If halachah is created or at least shaped by human beings, it can’t be expected to deal adequately with gender issues as long as women are excluded from the learning and decision making process. The case for women rabbis and poskot halachah – halachic authorities – is more than clear.  Rabbi Schochet’s point that women should not pursue equality in the synagogue because Jewish law prohibits it is flipped – until halachah can be shaped by women, how can it presume any authority over them?  And why, specifically, should women accept the lower level of obligation and the consequent limiting of their religious lives which has been imposed on them by generations of male rabbis?

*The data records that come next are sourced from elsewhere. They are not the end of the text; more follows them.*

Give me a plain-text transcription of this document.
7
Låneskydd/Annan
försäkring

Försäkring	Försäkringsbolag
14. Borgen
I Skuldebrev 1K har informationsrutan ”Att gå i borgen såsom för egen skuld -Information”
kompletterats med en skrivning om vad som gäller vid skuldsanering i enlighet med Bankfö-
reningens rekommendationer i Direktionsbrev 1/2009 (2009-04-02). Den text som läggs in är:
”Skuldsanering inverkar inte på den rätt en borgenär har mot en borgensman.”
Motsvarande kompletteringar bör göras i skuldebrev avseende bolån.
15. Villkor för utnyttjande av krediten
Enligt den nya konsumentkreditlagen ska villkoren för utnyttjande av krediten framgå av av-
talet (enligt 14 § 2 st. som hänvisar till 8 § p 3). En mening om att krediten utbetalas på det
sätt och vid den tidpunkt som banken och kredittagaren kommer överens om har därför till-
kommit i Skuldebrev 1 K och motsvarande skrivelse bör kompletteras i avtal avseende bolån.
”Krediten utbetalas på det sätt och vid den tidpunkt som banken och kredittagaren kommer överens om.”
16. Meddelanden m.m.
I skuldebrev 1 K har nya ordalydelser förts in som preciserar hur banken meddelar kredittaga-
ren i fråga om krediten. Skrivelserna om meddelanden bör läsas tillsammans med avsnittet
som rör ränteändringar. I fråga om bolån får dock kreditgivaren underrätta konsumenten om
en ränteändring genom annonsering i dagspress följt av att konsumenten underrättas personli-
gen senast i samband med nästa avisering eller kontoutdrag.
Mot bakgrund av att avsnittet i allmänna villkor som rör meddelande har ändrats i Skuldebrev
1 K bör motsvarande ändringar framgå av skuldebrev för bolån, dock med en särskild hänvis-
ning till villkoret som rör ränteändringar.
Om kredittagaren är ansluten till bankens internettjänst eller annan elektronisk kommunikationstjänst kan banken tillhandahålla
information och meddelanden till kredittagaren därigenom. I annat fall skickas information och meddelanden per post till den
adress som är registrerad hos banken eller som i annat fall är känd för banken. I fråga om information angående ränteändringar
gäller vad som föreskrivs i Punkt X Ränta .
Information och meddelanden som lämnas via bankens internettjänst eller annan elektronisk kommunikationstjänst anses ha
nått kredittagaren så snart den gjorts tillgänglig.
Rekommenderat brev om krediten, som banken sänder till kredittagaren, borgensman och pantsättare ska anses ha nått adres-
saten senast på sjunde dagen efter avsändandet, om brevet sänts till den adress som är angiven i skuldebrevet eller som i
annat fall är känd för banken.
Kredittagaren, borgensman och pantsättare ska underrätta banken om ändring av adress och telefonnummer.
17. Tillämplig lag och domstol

JOFA is clearly worthy of support, as were similar movements that pursued gender equality in the Reform and Conservative/Masorti movement a generation ago.   But the fact that Orthodox feminism comes in the wake of its non-Orthodox counterparts offers it both a resource and a challenge.  For decades, Masorti rabbis have been formulating halachic solutions to issues of counting women in the minyan, egalitarian services, calling women to the Torah, women rabbis and witnesses, agunot, and so on.  These are legitimate, well-researched, scholarly legal resources.  At last year’s Limmud Conference, Rabbi Daniel Sperber commented that many Masorti rabbis are indistinguishable from their modern Orthodox colleagues (he meant it as a compliment).  So why let the fact that these solutions are branded with a non-Orthodox label stop you from using them as a resource?  Modern Orthodoxy has far more in common with Masorti than it does with Haredi Judaism as represented by Rabbi Schochet (see Rabbi Sacks' comments on this) – especially on this issue.  Isn’t it time to overcome the denominational divide and learn to work together in pursuit of a common goal?


1 comment:

  1. Were the egalitarian issue to be addressed from within Orthodoxy, might not some then be arguing, "there was no longer a need for Masorti",?.